Disse que o burel dos dias de hoje é um produto de luxo…
O nosso burel atual é considerado um produto de luxo devido à sua autenticidade e valorização crescente. Passando por numerosos processos manuais que estavam a desaparecer, o burel não pode ser vendido a preços baixos como era no passado. O luxo está na lã única e na raça das ovelhas, tornando-o verdadeiramente distintivo e único. Proteger, valorizar e certificar estes elementos são os nossos próximos passos. Todos podem fazer um tecido feltrado, mas não podem fazer burel se não for com ovelhas específicas. O que diferencia este tecido é o local e a raça das ovelhas.
Qual é o vosso papel na preservação da cultura têxtil tradicional de Portugal?

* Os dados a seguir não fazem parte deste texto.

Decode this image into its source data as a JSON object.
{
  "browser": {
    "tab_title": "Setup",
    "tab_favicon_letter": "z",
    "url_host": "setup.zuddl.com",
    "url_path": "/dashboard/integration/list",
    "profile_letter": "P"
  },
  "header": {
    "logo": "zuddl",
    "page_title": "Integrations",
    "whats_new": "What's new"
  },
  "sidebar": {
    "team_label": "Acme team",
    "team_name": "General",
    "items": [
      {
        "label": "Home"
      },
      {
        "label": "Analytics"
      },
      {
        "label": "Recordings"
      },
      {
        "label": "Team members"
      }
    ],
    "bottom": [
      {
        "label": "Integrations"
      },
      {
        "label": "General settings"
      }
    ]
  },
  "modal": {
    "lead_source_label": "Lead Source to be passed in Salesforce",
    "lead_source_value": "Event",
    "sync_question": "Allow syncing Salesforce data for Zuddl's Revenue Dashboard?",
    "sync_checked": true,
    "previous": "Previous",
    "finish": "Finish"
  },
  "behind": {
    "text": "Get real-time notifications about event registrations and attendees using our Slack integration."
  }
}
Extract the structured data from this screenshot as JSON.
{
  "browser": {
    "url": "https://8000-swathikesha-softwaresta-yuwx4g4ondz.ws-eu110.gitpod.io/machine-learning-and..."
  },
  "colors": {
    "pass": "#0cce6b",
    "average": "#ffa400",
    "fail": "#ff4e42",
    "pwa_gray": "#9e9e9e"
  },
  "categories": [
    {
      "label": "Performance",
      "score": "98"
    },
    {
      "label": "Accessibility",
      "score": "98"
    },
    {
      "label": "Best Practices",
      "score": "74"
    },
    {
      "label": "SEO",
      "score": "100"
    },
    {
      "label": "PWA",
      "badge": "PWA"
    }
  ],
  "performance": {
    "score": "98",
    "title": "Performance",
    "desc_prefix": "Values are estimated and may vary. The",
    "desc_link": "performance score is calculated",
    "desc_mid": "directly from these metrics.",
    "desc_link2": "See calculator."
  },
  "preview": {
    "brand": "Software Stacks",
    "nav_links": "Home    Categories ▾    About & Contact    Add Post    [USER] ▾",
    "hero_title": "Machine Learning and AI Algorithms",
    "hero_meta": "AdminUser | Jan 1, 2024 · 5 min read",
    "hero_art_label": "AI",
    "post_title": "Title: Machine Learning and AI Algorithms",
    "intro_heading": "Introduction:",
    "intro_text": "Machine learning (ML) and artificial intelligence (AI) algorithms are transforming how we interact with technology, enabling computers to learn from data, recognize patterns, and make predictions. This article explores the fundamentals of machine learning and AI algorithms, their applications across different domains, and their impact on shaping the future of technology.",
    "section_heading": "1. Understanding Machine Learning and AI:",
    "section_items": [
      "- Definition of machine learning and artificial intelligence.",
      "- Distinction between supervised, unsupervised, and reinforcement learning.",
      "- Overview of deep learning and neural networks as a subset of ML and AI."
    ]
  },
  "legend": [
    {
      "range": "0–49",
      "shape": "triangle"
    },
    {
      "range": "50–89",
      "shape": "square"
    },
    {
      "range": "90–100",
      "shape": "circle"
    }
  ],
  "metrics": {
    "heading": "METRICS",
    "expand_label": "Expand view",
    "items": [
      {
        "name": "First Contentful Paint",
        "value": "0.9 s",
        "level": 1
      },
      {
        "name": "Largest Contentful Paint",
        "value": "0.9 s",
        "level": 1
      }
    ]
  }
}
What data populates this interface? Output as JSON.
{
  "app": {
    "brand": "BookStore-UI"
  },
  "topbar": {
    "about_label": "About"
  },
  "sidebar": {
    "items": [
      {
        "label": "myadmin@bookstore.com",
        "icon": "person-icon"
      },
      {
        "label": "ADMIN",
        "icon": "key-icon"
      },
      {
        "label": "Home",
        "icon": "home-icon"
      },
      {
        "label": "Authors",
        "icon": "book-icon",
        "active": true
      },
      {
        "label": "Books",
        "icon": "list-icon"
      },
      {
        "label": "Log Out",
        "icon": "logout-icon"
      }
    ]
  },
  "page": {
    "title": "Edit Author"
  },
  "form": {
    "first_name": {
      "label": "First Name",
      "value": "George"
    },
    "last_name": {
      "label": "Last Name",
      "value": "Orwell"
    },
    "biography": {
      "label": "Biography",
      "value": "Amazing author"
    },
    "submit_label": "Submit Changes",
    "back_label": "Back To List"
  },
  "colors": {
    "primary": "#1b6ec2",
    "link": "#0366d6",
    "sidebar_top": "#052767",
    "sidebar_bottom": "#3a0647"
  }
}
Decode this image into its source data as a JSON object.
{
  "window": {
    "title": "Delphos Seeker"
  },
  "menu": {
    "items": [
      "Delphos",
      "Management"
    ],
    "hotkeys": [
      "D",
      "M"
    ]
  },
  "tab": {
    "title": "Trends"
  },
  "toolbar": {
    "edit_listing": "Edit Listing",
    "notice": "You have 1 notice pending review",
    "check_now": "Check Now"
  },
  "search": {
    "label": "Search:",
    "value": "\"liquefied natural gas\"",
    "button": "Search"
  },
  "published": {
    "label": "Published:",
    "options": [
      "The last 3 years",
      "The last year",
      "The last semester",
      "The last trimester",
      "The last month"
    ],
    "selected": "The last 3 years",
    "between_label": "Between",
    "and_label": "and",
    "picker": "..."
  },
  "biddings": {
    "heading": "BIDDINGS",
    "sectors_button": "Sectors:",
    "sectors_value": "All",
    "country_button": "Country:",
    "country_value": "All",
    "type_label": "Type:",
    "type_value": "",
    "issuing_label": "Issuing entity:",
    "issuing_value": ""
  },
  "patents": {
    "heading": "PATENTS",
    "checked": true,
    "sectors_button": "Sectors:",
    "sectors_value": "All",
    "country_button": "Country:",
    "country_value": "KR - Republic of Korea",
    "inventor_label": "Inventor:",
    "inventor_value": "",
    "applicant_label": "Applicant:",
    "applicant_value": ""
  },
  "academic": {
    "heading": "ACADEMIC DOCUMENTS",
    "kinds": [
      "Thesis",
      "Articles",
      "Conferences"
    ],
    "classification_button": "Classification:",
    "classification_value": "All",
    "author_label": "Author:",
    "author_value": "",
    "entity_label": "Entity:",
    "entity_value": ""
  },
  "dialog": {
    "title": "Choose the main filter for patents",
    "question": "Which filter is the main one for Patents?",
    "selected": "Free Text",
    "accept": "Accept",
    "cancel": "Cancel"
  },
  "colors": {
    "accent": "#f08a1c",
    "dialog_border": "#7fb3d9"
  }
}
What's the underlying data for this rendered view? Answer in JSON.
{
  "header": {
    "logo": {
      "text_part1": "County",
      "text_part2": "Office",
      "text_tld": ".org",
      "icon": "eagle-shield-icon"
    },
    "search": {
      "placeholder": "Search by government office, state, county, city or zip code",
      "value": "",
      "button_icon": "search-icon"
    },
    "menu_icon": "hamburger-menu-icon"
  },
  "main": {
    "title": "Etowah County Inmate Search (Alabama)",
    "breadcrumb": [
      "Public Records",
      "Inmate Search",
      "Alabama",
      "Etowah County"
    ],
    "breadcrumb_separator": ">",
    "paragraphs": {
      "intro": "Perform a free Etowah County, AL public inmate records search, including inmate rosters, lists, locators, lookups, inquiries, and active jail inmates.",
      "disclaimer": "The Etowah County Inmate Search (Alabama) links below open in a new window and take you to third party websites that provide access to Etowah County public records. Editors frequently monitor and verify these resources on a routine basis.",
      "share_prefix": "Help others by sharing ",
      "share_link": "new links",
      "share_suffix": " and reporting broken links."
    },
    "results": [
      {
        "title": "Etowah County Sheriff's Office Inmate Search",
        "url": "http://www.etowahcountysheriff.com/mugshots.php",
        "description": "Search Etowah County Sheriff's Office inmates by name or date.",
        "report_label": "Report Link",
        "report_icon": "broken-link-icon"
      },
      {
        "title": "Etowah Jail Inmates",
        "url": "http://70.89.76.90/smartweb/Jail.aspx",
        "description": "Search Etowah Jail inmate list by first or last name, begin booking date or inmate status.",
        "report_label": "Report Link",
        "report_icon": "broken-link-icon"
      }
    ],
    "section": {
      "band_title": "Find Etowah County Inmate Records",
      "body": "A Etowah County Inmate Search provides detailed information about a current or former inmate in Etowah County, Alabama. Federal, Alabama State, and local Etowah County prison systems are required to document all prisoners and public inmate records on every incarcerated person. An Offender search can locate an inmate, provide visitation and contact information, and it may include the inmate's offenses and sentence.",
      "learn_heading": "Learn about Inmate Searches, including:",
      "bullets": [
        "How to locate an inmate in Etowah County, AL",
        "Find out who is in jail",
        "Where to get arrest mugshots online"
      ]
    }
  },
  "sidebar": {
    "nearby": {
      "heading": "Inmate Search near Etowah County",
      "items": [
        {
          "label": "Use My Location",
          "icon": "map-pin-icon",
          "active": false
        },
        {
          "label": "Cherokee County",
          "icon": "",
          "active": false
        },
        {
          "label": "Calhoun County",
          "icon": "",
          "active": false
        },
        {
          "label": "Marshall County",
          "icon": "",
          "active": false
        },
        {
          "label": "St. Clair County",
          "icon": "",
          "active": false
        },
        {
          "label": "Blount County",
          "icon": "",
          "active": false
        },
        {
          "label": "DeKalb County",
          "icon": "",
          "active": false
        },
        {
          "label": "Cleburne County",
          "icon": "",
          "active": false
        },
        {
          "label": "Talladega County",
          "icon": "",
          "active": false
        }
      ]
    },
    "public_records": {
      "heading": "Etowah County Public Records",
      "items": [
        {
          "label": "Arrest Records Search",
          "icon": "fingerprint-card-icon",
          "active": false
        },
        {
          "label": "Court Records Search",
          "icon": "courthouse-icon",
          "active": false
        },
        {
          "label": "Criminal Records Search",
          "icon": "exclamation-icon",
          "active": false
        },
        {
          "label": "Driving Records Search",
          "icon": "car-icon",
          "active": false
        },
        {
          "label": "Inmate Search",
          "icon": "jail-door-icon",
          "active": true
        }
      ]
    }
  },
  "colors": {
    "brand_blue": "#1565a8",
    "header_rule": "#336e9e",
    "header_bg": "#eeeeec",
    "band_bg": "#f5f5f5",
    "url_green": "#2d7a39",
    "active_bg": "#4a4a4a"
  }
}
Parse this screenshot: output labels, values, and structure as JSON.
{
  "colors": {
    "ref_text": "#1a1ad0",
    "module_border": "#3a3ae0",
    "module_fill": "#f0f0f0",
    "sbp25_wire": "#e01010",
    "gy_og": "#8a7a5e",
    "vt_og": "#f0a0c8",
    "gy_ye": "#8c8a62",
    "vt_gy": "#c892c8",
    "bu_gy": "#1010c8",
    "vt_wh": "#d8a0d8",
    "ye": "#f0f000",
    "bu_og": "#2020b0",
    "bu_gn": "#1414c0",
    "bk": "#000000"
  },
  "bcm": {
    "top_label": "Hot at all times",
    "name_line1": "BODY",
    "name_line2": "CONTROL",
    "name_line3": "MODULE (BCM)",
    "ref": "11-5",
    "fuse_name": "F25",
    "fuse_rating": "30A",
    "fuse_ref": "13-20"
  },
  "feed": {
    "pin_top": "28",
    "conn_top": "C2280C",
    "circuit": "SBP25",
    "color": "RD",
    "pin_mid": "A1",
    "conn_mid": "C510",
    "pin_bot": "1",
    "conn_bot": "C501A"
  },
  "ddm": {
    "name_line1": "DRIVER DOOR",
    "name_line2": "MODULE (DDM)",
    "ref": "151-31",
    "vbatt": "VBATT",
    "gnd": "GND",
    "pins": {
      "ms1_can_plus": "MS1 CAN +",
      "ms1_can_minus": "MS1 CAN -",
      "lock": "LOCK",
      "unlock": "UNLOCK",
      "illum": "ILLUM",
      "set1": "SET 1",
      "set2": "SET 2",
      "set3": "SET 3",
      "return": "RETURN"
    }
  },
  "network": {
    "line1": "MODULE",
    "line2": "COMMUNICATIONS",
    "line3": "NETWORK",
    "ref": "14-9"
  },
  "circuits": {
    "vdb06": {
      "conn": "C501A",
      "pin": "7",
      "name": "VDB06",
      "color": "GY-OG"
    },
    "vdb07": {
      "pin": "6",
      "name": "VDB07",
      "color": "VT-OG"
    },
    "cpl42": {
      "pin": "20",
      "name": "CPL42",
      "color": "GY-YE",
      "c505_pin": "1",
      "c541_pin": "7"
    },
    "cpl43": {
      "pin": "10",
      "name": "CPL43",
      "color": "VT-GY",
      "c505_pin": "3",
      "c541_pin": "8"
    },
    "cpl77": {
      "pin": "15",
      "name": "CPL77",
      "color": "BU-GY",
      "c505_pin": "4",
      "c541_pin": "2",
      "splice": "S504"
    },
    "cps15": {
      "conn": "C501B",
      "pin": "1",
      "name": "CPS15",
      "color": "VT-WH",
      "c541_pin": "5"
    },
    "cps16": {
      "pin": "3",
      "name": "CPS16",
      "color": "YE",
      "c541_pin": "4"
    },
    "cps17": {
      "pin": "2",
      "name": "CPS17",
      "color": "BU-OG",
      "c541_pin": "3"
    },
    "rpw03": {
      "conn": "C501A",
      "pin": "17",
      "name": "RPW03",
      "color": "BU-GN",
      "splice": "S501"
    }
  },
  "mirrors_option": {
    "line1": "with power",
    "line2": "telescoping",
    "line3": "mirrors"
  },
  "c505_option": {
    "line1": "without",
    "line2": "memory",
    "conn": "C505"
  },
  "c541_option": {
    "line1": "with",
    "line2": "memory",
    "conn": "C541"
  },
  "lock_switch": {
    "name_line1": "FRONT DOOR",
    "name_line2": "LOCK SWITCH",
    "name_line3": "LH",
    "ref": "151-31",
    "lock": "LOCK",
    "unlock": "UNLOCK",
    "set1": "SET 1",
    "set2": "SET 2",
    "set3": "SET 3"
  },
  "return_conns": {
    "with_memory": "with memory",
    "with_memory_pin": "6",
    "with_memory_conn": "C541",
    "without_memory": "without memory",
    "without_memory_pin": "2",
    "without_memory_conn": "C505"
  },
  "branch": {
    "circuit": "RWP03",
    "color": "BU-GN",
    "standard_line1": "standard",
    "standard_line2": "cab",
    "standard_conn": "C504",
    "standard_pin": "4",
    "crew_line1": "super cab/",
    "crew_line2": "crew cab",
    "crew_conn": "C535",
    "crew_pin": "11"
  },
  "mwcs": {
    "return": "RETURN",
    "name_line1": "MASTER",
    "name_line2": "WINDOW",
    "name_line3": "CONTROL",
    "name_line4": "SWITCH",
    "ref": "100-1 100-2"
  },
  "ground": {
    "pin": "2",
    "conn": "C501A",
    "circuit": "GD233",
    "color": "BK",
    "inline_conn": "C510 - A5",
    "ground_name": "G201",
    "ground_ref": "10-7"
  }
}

O papel da Burel Factory na preservação da cultura têxtil tradicional em Portugal é fundamental. A nossa missão vai além de criar produtos de alta qualidade; envolve também a transmissão do conhecimento e das tradições que se acumularam ao longo dos anos. Valorizamos a autenticidade e a genuinidade. O nosso compromisso é assegurar que as gerações futuras tenham acesso a esta riqueza. Acreditamos que é responsabilidade do Estado apoiar e fomentar estas indústrias para que continuem a ser agentes formadores de jovens. Além da inovação no design, a nossa base é construída sobre a preservação do património, garantindo que a história das nossas gentes não seja perdida e se perpetue por muitos anos.